Niestety, podobny mechanizm „szufladkowania” stosujemy również wobec ludzi, a tu jesteśmy narażeni na o wiele więcej błędów. O ile możemy stwierdzić, że ktoś się uśmiecha i jest ładnie ubrany, to o wiele trudniej jest poznać jego myśli, motywację i życiową historię. Ludzie wiedząc, jak działają ich umysły, starają się wywrzeć na innych takie wrażenie, jakiego potrzebują. Uśmiechają się i mówią komplementy, by wydać się sympatycznymi; kupują modne ubrania i gadżety, by podkreślić swoją zaradność i status społeczny. Często są to tylko fasady, za którymi kryje się lęk przed brakiem akceptacji i poczucie niskiej wartości, a także zwykły pragmatyzm. A co z ludźmi, którzy takich „fasad” nie umieją tworzyć? Co z osobami ze spektrum autyzmu? Ze względu na swoje problemy, najczęściej nie wiedzą, jak ich zachowanie jest odbierane przez innych, a także niezbyt im na tym zależy. Machają rękami, krzyczą, śmieją się, podskakują, często trudno im kontrolować swoje emocje. W naszej społecznej rzeczywistości, gdzie w dobrym tonie jest umiar i powściągliwość – wyróżniają się z tłumu. Dzieje się tak mimo braku „defektów” ani specjalnych oznak autyzmu w samej budowie ich ciał i twarzy. O ile małe dziecko z autyzmem łatwo zaszufladkować jako „niegrzeczne” i „źle wychowane”, to dorosłego już raczej jako „dziwaka” lub „wariata” ( w zależności od natężenia objawów).

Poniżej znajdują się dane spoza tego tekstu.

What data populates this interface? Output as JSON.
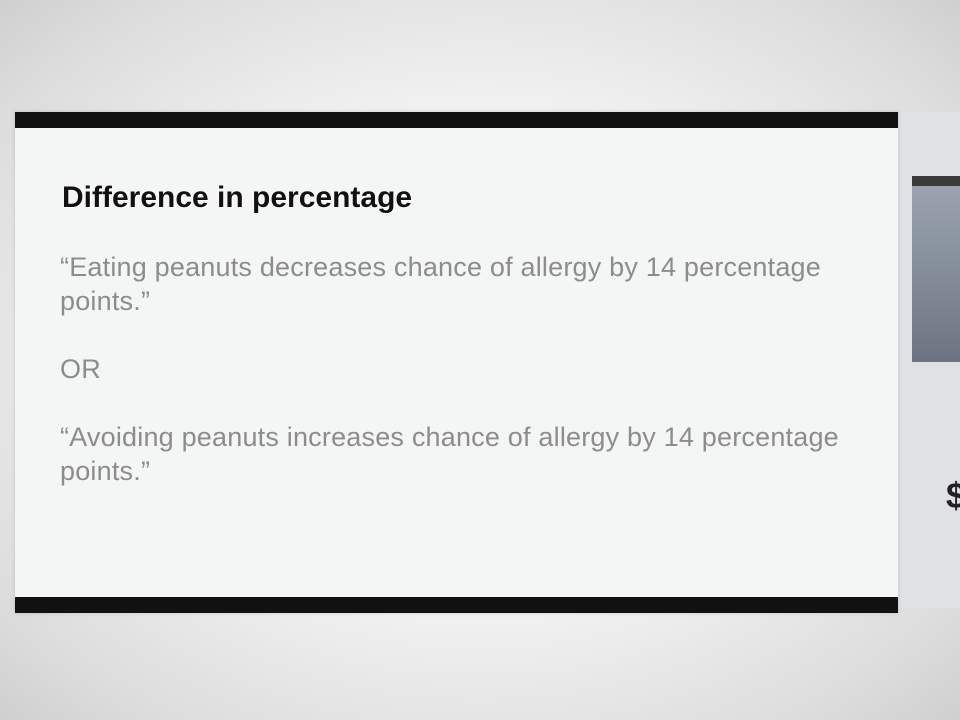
{
  "slide": {
    "title": "Difference in percentage",
    "paragraphs": [
      "“Eating peanuts decreases chance of allergy by 14 percentage points.”",
      "OR",
      "“Avoiding peanuts increases chance of allergy by 14 percentage points.”"
    ]
  },
  "colors": {
    "slide_background": "#f3f6f4",
    "bar": "#111111",
    "title": "#111111",
    "body_text": "#8c8c8c"
  }
}
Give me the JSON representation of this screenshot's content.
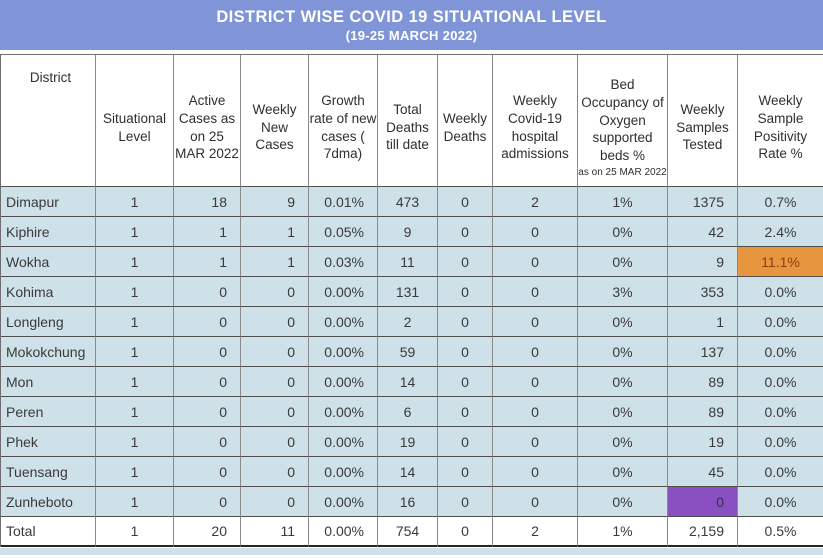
{
  "banner": {
    "title": "DISTRICT WISE COVID 19 SITUATIONAL LEVEL",
    "subtitle": "(19-25 MARCH 2022)"
  },
  "colors": {
    "banner_bg": "#8095d8",
    "row_bg": "#cee0e8",
    "highlight_orange_bg": "#e8953f",
    "highlight_orange_text": "#8a3e12",
    "highlight_purple_bg": "#8a4fc0",
    "highlight_purple_text": "#32324a"
  },
  "table": {
    "columns": [
      {
        "label": "District",
        "align": "left"
      },
      {
        "label": "Situational Level",
        "align": "center"
      },
      {
        "label": "Active Cases as on 25 MAR 2022",
        "align": "right"
      },
      {
        "label": "Weekly New Cases",
        "align": "right"
      },
      {
        "label": "Growth rate of new cases ( 7dma)",
        "align": "right"
      },
      {
        "label": "Total Deaths till date",
        "align": "center"
      },
      {
        "label": "Weekly Deaths",
        "align": "center"
      },
      {
        "label": "Weekly Covid-19 hospital admissions",
        "align": "center"
      },
      {
        "label": "Bed Occupancy of Oxygen supported beds %",
        "note": "as on 25 MAR 2022",
        "align": "center"
      },
      {
        "label": "Weekly Samples Tested",
        "align": "right"
      },
      {
        "label": "Weekly Sample Positivity Rate %",
        "align": "center"
      }
    ],
    "rows": [
      {
        "district": "Dimapur",
        "values": [
          "1",
          "18",
          "9",
          "0.01%",
          "473",
          "0",
          "2",
          "1%",
          "1375",
          "0.7%"
        ]
      },
      {
        "district": "Kiphire",
        "values": [
          "1",
          "1",
          "1",
          "0.05%",
          "9",
          "0",
          "0",
          "0%",
          "42",
          "2.4%"
        ]
      },
      {
        "district": "Wokha",
        "values": [
          "1",
          "1",
          "1",
          "0.03%",
          "11",
          "0",
          "0",
          "0%",
          "9",
          "11.1%"
        ],
        "highlight": {
          "value_index": 9,
          "bg": "#e8953f",
          "fg": "#8a3e12"
        }
      },
      {
        "district": "Kohima",
        "values": [
          "1",
          "0",
          "0",
          "0.00%",
          "131",
          "0",
          "0",
          "3%",
          "353",
          "0.0%"
        ]
      },
      {
        "district": "Longleng",
        "values": [
          "1",
          "0",
          "0",
          "0.00%",
          "2",
          "0",
          "0",
          "0%",
          "1",
          "0.0%"
        ]
      },
      {
        "district": "Mokokchung",
        "values": [
          "1",
          "0",
          "0",
          "0.00%",
          "59",
          "0",
          "0",
          "0%",
          "137",
          "0.0%"
        ]
      },
      {
        "district": "Mon",
        "values": [
          "1",
          "0",
          "0",
          "0.00%",
          "14",
          "0",
          "0",
          "0%",
          "89",
          "0.0%"
        ]
      },
      {
        "district": "Peren",
        "values": [
          "1",
          "0",
          "0",
          "0.00%",
          "6",
          "0",
          "0",
          "0%",
          "89",
          "0.0%"
        ]
      },
      {
        "district": "Phek",
        "values": [
          "1",
          "0",
          "0",
          "0.00%",
          "19",
          "0",
          "0",
          "0%",
          "19",
          "0.0%"
        ]
      },
      {
        "district": "Tuensang",
        "values": [
          "1",
          "0",
          "0",
          "0.00%",
          "14",
          "0",
          "0",
          "0%",
          "45",
          "0.0%"
        ]
      },
      {
        "district": "Zunheboto",
        "values": [
          "1",
          "0",
          "0",
          "0.00%",
          "16",
          "0",
          "0",
          "0%",
          "0",
          "0.0%"
        ],
        "highlight": {
          "value_index": 8,
          "bg": "#8a4fc0",
          "fg": "#32324a"
        }
      }
    ],
    "total_row": {
      "district": "Total",
      "values": [
        "1",
        "20",
        "11",
        "0.00%",
        "754",
        "0",
        "2",
        "1%",
        "2,159",
        "0.5%"
      ]
    }
  }
}
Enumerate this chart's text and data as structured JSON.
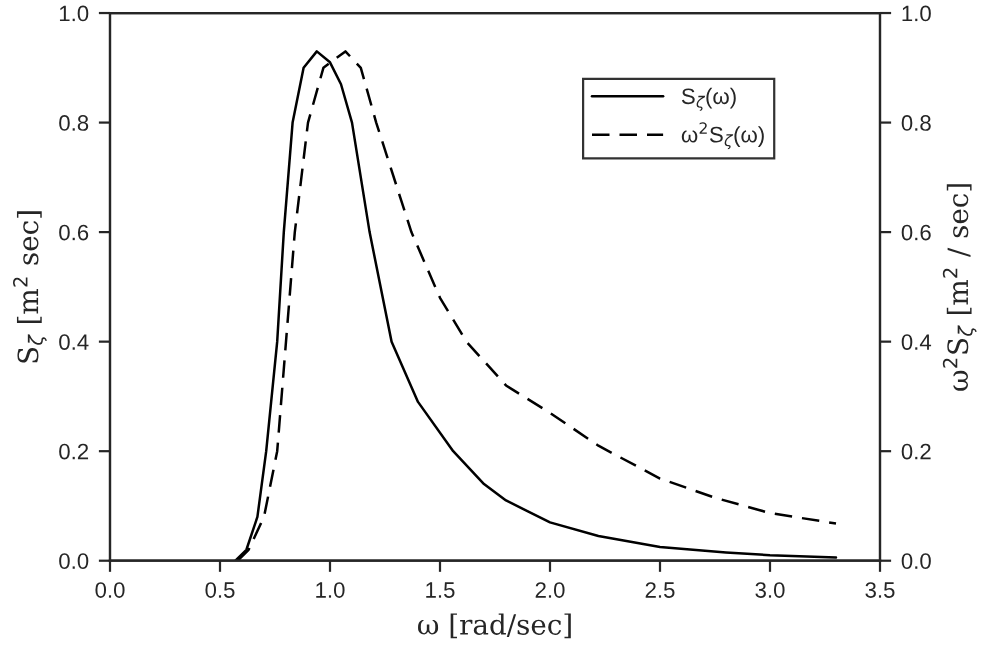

Z doświadczenia rodziców dzieci z autyzmem, a także bezpośrednio od naszych podopiecznych wynika, że często spotykają się z takimi komentarzami i odbierają to jako bolesne i krzywdzące. Takie stwierdzenia stawiają mur między osobami dotkniętymi autyzmem a „tymi normalnymi” (za jakich chcieliby się uważać oceniający). Kiedy szufladkujemy kogoś na podstawie widocznych gołym okiem problemów, a przestajemy w ich widzieć czujących i wartościowych ludzi.
Jeśli mamy oceniać innych, spróbujmy wejść trochę głębiej; miejmy świadomość, że wszyscy ludzie są istotami wielowymiarowymi, obdarzonymi wadami i zaletami, ograniczonymi własnymi możliwościami rozwojowymi oraz życiową historią. Jeśli ktoś jest uśmiechnięty i pięknie ubrany, może też być np. humorzasty i próżny. Jeśli ktoś skacze i krzyczy na ulicy, może wciąż być czyimś ukochanym synem i wnukiem, miłośnikiem zwierząt a nawet matematycznym mistrzem.
Spójrzmy na nich wprost, na ich serce i zamiast oceniać, starajmy się dostrzec w nich pełnię człowieczeństwa.